Brimonidine in the treatment of glaucoma and ocular hypertension (2)

Equivalent IOP-lowering efficacy of brimonidine-Purite 0.1% and brimonidine 0.2%. In a 1-year clinical comparison study of the 2 formulations, the 95% CI of the difference in mean IOP between treatment groups (brimonidine-Purite 0.1% minus brimonidine 0.2%) was consistently within the range of −1.5 mmHg to 1.5 mmHg, demonstrating equivalent efficacy of the study formulations.

Abbreviations: CI, confidence interval; IOP, intraocular pressure.

Brimonidine in the treatment of glaucoma and ocular hypertension (3)

Mean change from baseline IOP. Both brimonidine-Purite 0.1% and brimonidine 0.2% provided significant IOP reductions that were sustained throughout 1 year of therapy. The mean IOP reduction was equivalent with the 2 formulations throughout follow-up.

Abbreviations: IOP, intraocular pressure.
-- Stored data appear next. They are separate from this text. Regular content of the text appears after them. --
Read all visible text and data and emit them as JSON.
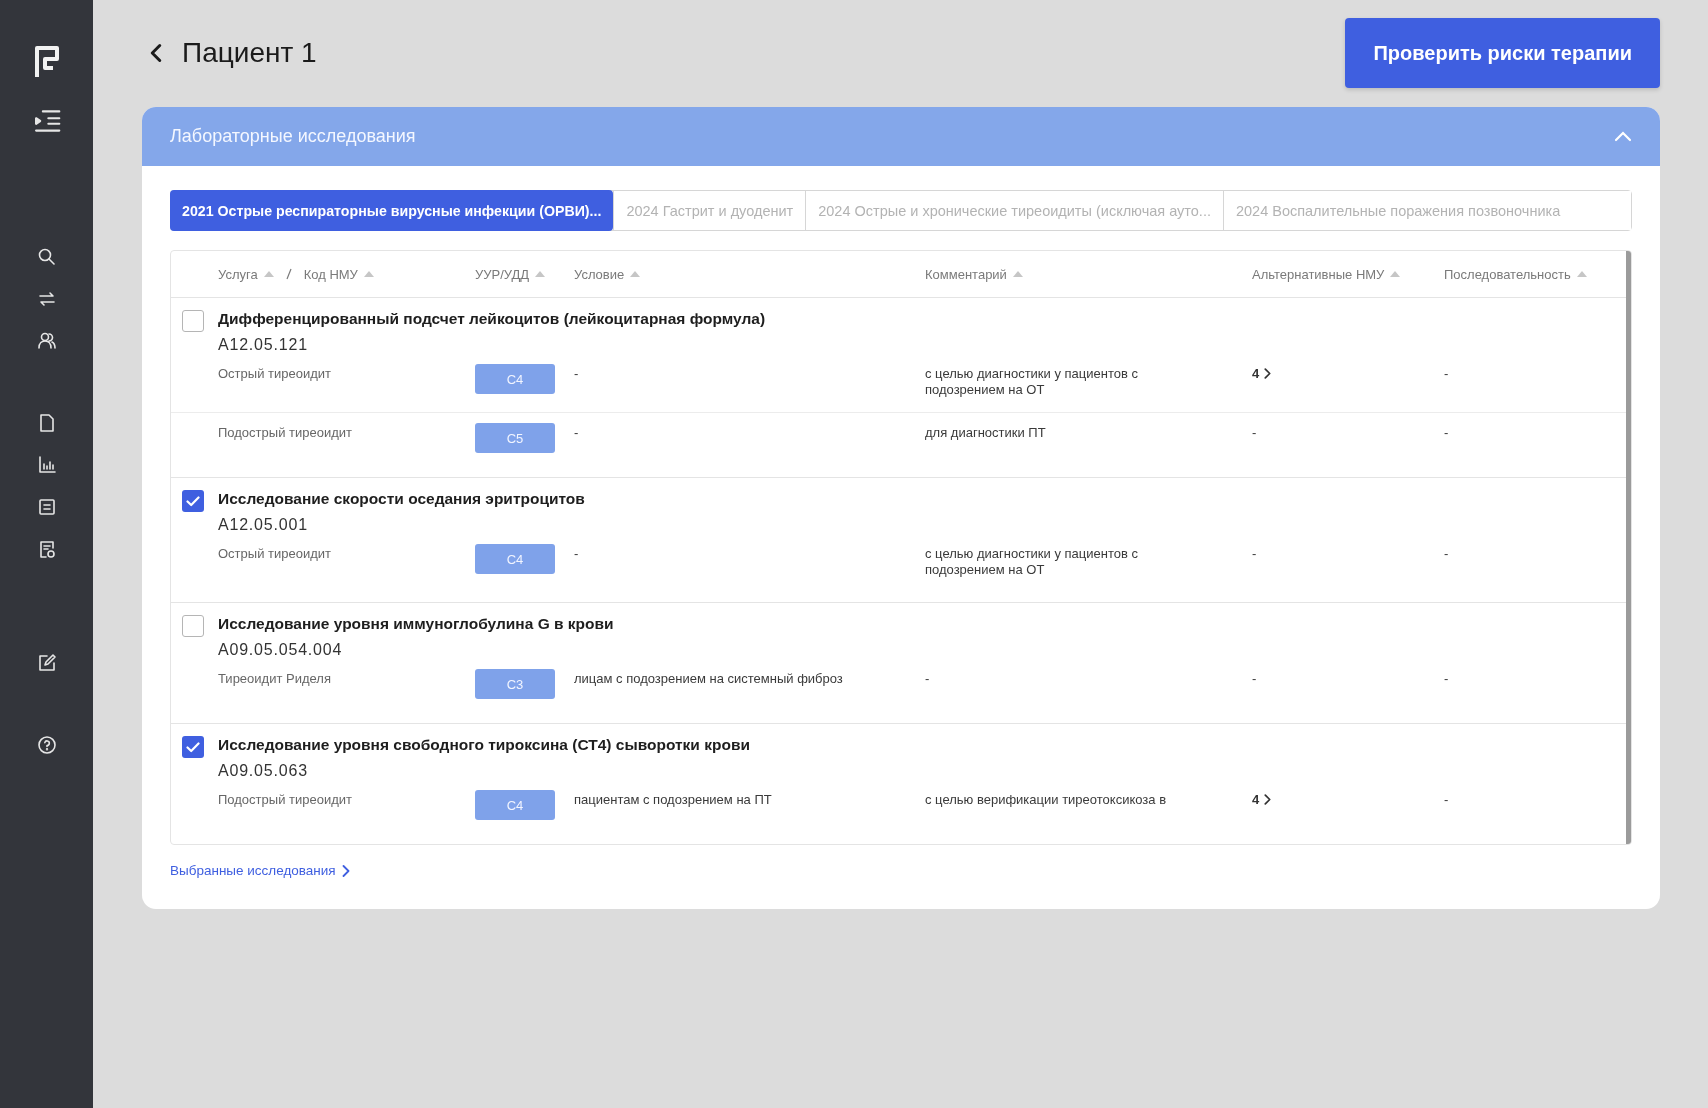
{
  "header": {
    "title": "Пациент 1",
    "action_button": "Проверить риски терапии"
  },
  "section": {
    "title": "Лабораторные исследования",
    "expanded": true,
    "tabs": [
      {
        "label": "2021 Острые респираторные вирусные инфекции (ОРВИ)...",
        "selected": true
      },
      {
        "label": "2024 Гастрит и дуоденит",
        "selected": false
      },
      {
        "label": "2024 Острые и хронические тиреоидиты (исключая ауто...",
        "selected": false
      },
      {
        "label": "2024 Воспалительные поражения позвоночника",
        "selected": false
      }
    ],
    "columns": [
      "Услуга",
      "Код НМУ",
      "УУР/УДД",
      "Условие",
      "Комментарий",
      "Альтернативные НМУ",
      "Последовательность"
    ],
    "rows": [
      {
        "name": "Дифференцированный подсчет лейкоцитов (лейкоцитарная формула)",
        "code": "A12.05.121",
        "checked": false,
        "conditions": [
          {
            "diagnosis": "Острый тиреоидит",
            "grade": "С4",
            "condition": "-",
            "comment": "с целью диагностики у пациентов с подозрением на ОТ",
            "alternatives": {
              "text": "4",
              "link": true
            },
            "sequence": "-"
          },
          {
            "diagnosis": "Подострый тиреоидит",
            "grade": "С5",
            "condition": "-",
            "comment": "для диагностики ПТ",
            "alternatives": {
              "text": "-",
              "link": false
            },
            "sequence": "-"
          }
        ]
      },
      {
        "name": "Исследование скорости оседания эритроцитов",
        "code": "A12.05.001",
        "checked": true,
        "conditions": [
          {
            "diagnosis": "Острый тиреоидит",
            "grade": "С4",
            "condition": "-",
            "comment": "с целью диагностики у пациентов с подозрением на ОТ",
            "alternatives": {
              "text": "-",
              "link": false
            },
            "sequence": "-"
          }
        ]
      },
      {
        "name": "Исследование уровня иммуноглобулина G в крови",
        "code": "A09.05.054.004",
        "checked": false,
        "conditions": [
          {
            "diagnosis": "Тиреоидит Риделя",
            "grade": "С3",
            "condition": "лицам с подозрением на системный фиброз",
            "comment": "-",
            "alternatives": {
              "text": "-",
              "link": false
            },
            "sequence": "-"
          }
        ]
      },
      {
        "name": "Исследование уровня свободного тироксина (СТ4) сыворотки крови",
        "code": "A09.05.063",
        "checked": true,
        "conditions": [
          {
            "diagnosis": "Подострый тиреоидит",
            "grade": "С4",
            "condition": "пациентам с подозрением на ПТ",
            "comment": "с целью верификации тиреотоксикоза в",
            "alternatives": {
              "text": "4",
              "link": true
            },
            "sequence": "-"
          }
        ]
      }
    ],
    "footer_link": "Выбранные исследования"
  }
}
The percentage of patients with 1 or more treatment-related adverse events was lower in the brimonidine-Purite 0.1% group (41.4%) than in the brimonidine 0.2% group (53.2%, p=0.014). The only individual treatment-related adverse event with a significant difference in incidence between treatment groups was oral dryness, which was less frequent in the brimonidine-Purite 0.1% group (1.4% of patients) than in the brimonidine 0.2% group (5.5% of patients, p=0.019). Biomicroscopic findings of increased severity of lid erythema and lid edema were also less common in the brimonidine-Purite 0.1% group (p=0.028 and p=0.006, respectively).

The rate of discontinuations for adverse events was significantly lower in the brimonidine-Purite 0.1% group (21.4%) than in the brimonidine 0.2% group (33.5%, p=0.005). Only 1 patient in the brimonidine-Purite 0.1% group discontinued for a non-ocular, treatment-related adverse event (oral dryness). In contrast, patients in the brimonidine 0.2% group discontinued for several non-ocular treatment-related adverse events including asthenia, hypotension, somnolence, depression, and insomnia, as well as oral dryness.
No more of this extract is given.